I've got a Solaris 11 ZFS-based NAS device with 12x1TB 7.2k rpm SATA drives in a mirrored configuration.
It provides 2 services from the same pool - an NFS server for a small VM farm and a CIFS server for a small team to host shared files. The cifs ZFS has dedup on, while the NFS ZFS filesystem has dedup off. Compression is off everywhere. I'm snapshotting each filesystem every day and keeping the last 14 snapshots.
I've run into a performance issue in cases where I'm either moving, copying or deleting a large amount of data while directly SSH'd into the NAS. Basically, the process seems to block all other IO operations, even to the point of VMs stalling because they receive disk timeouts.

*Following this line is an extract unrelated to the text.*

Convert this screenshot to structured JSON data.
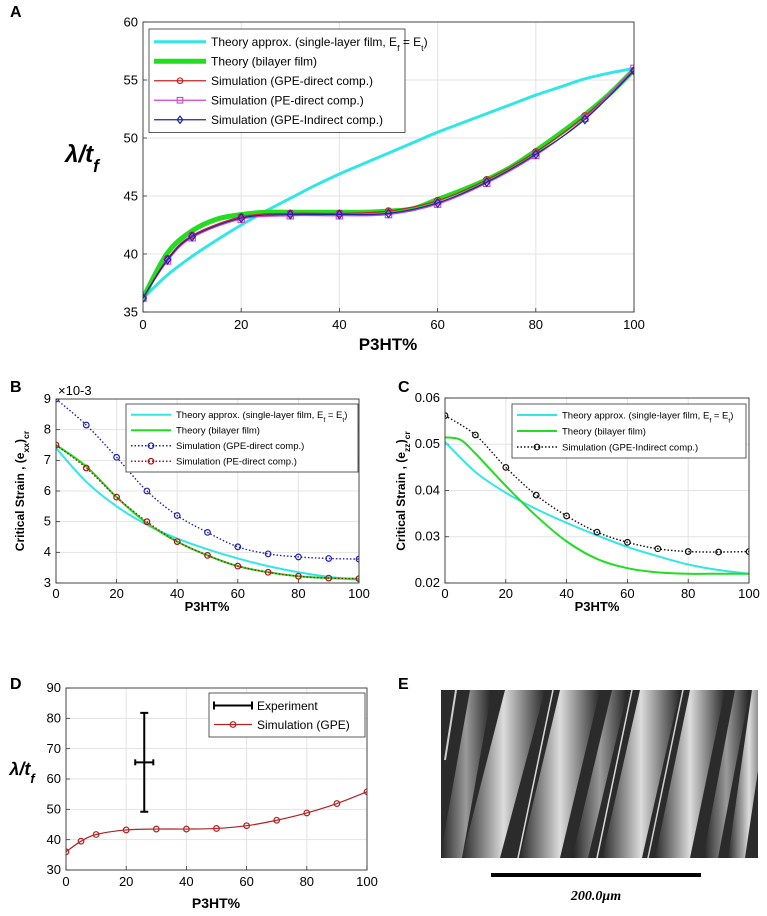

I've a couple of theories as to why this should be the case, but would appreciate some insight into what I might do next.
Either:
1) the hardware isn't good enough. I'm not so convinced of this - the system is an HP X1600 (single Xeon CPU) with 30GB RAM. Although the drives are only 7.2k SATA, they should push a max of 80 IOPS each, which should give me more than enough. Happy to be proven wrong though.
2) I've configured it wrong - more than likely. Is it worth turning dedup off everywhere? I'm working under the assumption that RAM = good for dedup, hence giving it a reasonable splodge of RAM.
3) Solaris being stupid about scheduling IO. Is it possible that a local rm
command completely blocks IO to the nfsd? If so, how do I change this?